Des BD trop chères ?
C'est là aussi que la question de la rentabilité se fait jour. Car la bande dessinée a des coûts de production bien plus élevés que la littérature, entre le prix du papier et du carton, et des auteurs professionnalisés aux rémunérations supérieures. « Les coûts de revient ont explosé, et sont venus challenger les marges des éditeurs car ils n'ont pas répercuté entièrement cette hausse sur les prix de vente, résume Agathe Jacon, directrice déléguée de L'École des loisirs, maison mère de Rue de Sèvres. C'est un questionnement de chaque jour, sur les gammes de prix, les tirages, les réimpressions… »
Agathe Jacon responsable du développement et du marketing chez Rue de Sèvres- Photo OLIVIER DIONPour télécharger ce document, vous devez d'abord acheter l'article correspondant.
Stéphane Beaujean, directeur éditorial de Dupuis, alerte de manière encore plus nette : « On ne met pas à plat une industrie par une baisse de 10 % du chiffre d'affaires. Si de nombreuses structures sont au bord du dépôt de bilan alors que les ventes sont encore supérieures à ce qu'elles étaient en 2019, c'est bien que les coûts de production ont monté trop vite. Un succès en littérature épongera les échecs des autres titres. En BD, comme ça coûte dix fois plus cher, un hit épongera beaucoup moins. »

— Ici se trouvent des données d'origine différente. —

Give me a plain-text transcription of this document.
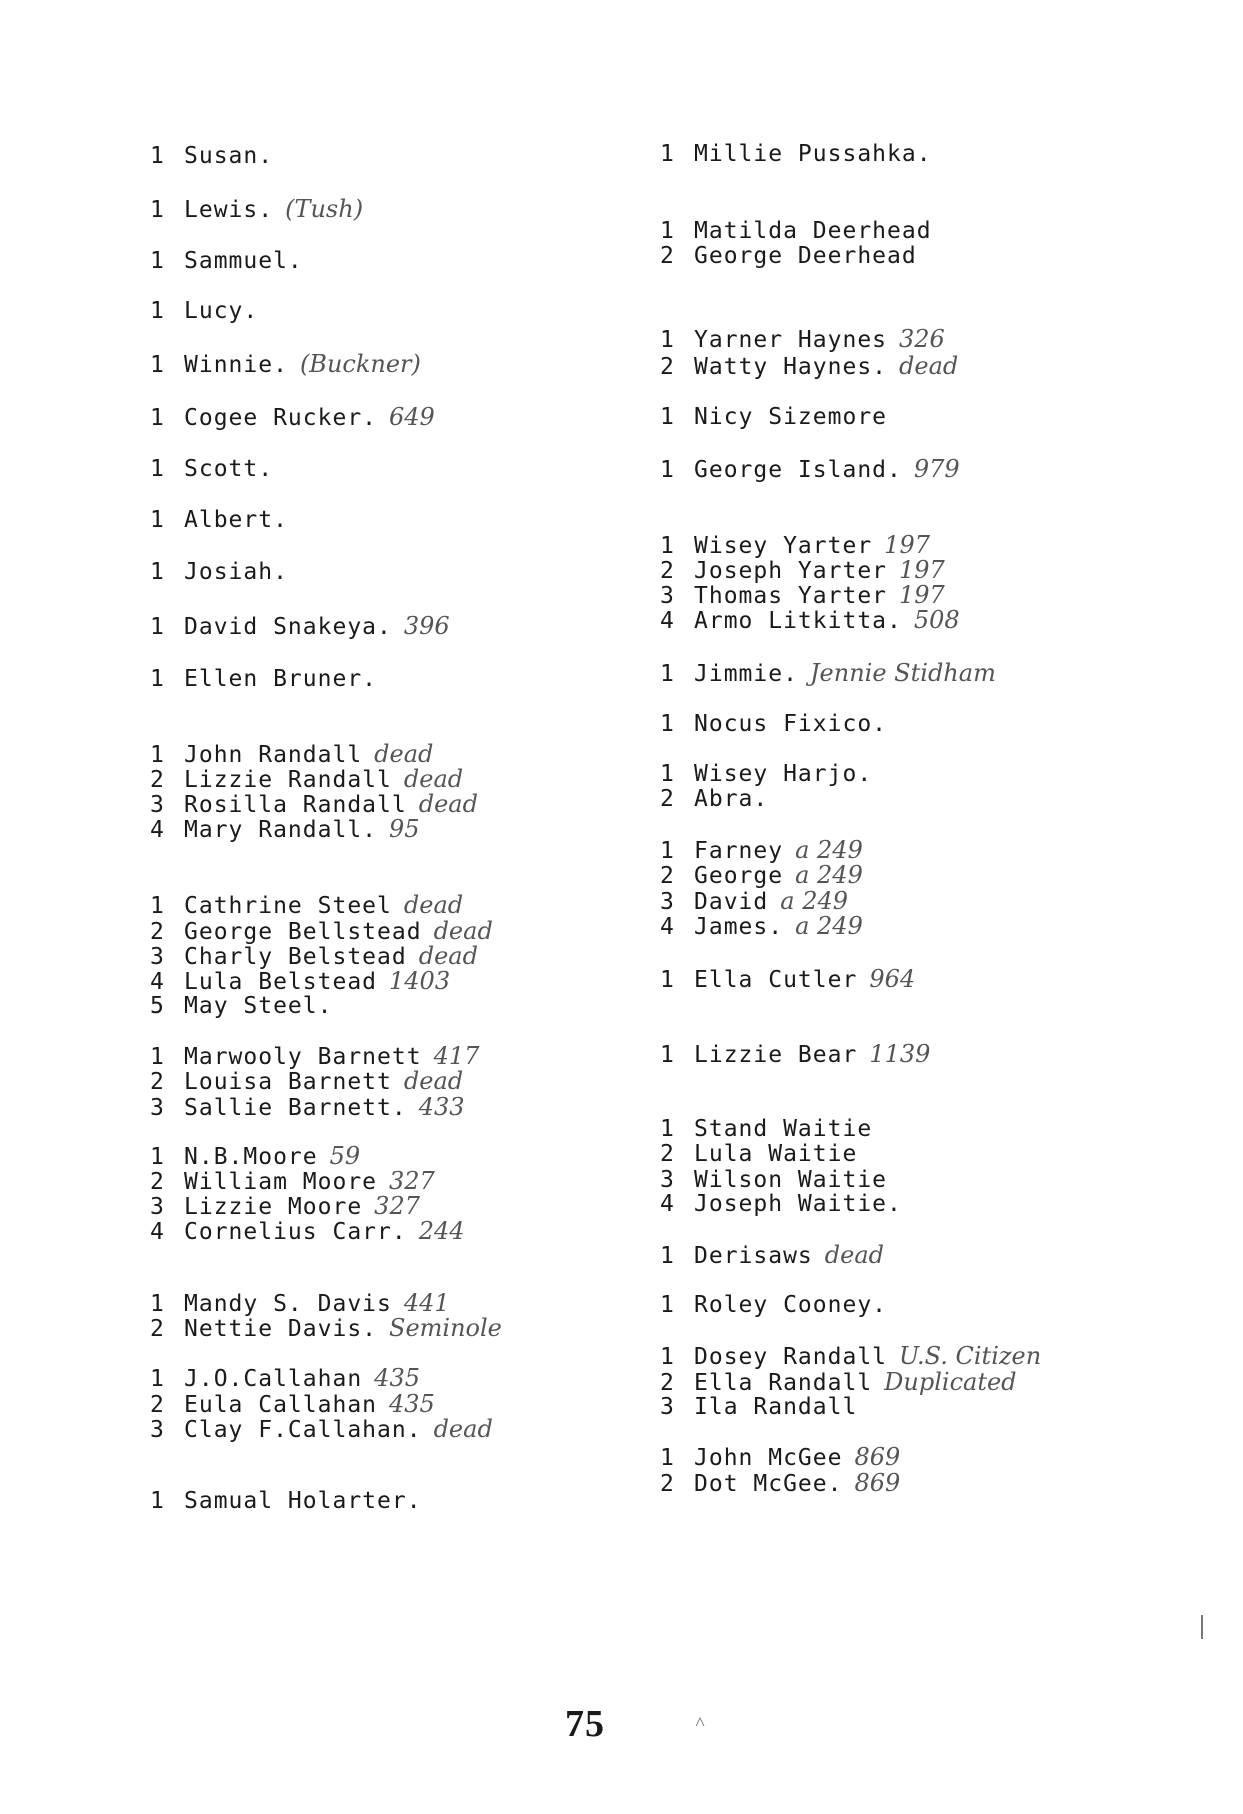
1 Susan.
1 Lewis. (Tush)
1 Sammuel.
1 Lucy.
1 Winnie. (Buckner)
1 Cogee Rucker. 649
1 Scott.
1 Albert.
1 Josiah.
1 David Snakeya. 396
1 Ellen Bruner.
1 John Randall dead
2 Lizzie Randall dead
3 Rosilla Randall dead
4 Mary Randall. 95
1 Cathrine Steel dead
2 George Bellstead dead
3 Charly Belstead dead
4 Lula Belstead 1403
5 May Steel.
1 Marwooly Barnett 417
2 Louisa Barnett dead
3 Sallie Barnett. 433
1 N.B.Moore 59
2 William Moore 327
3 Lizzie Moore 327
4 Cornelius Carr. 244
1 Mandy S. Davis 441
2 Nettie Davis. Seminole
1 J.O.Callahan 435
2 Eula Callahan 435
3 Clay F.Callahan. dead
1 Samual Holarter.
1 Millie Pussahka.
1 Matilda Deerhead
2 George Deerhead
1 Yarner Haynes 326
2 Watty Haynes. dead
1 Nicy Sizemore
1 George Island. 979
1 Wisey Yarter 197
2 Joseph Yarter 197
3 Thomas Yarter 197
4 Armo Litkitta. 508
1 Jimmie. Jennie Stidham
1 Nocus Fixico.
1 Wisey Harjo.
2 Abra.
1 Farney a 249
2 George a 249
3 David a 249
4 James. a 249
1 Ella Cutler 964
1 Lizzie Bear 1139
1 Stand Waitie
2 Lula Waitie
3 Wilson Waitie
4 Joseph Waitie.
1 Derisaws dead
1 Roley Cooney.
1 Dosey Randall U.S. Citizen
2 Ella Randall Duplicated
3 Ila Randall
1 John McGee 869
2 Dot McGee. 869
75	˄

Alors, en période d'inflation et d'incertitude, c'est tout le modèle des romans graphiques, épais et onéreux, qui tangue. « Il y a un seuil psychologique à 25 euros, observe Sébastien Gnaedig, qui compte actionner le levier de la pagination pour ne pas le dépasser. Depuis des années, on fait des livres de plus en plus beaux, mais aussi de plus en plus longs. Sans renier notre identité, il nous faut réfléchir avec les auteurs à la meilleure manière de raconter leurs histoires. On peut déjà dire pas mal de choses en 150 pages ! »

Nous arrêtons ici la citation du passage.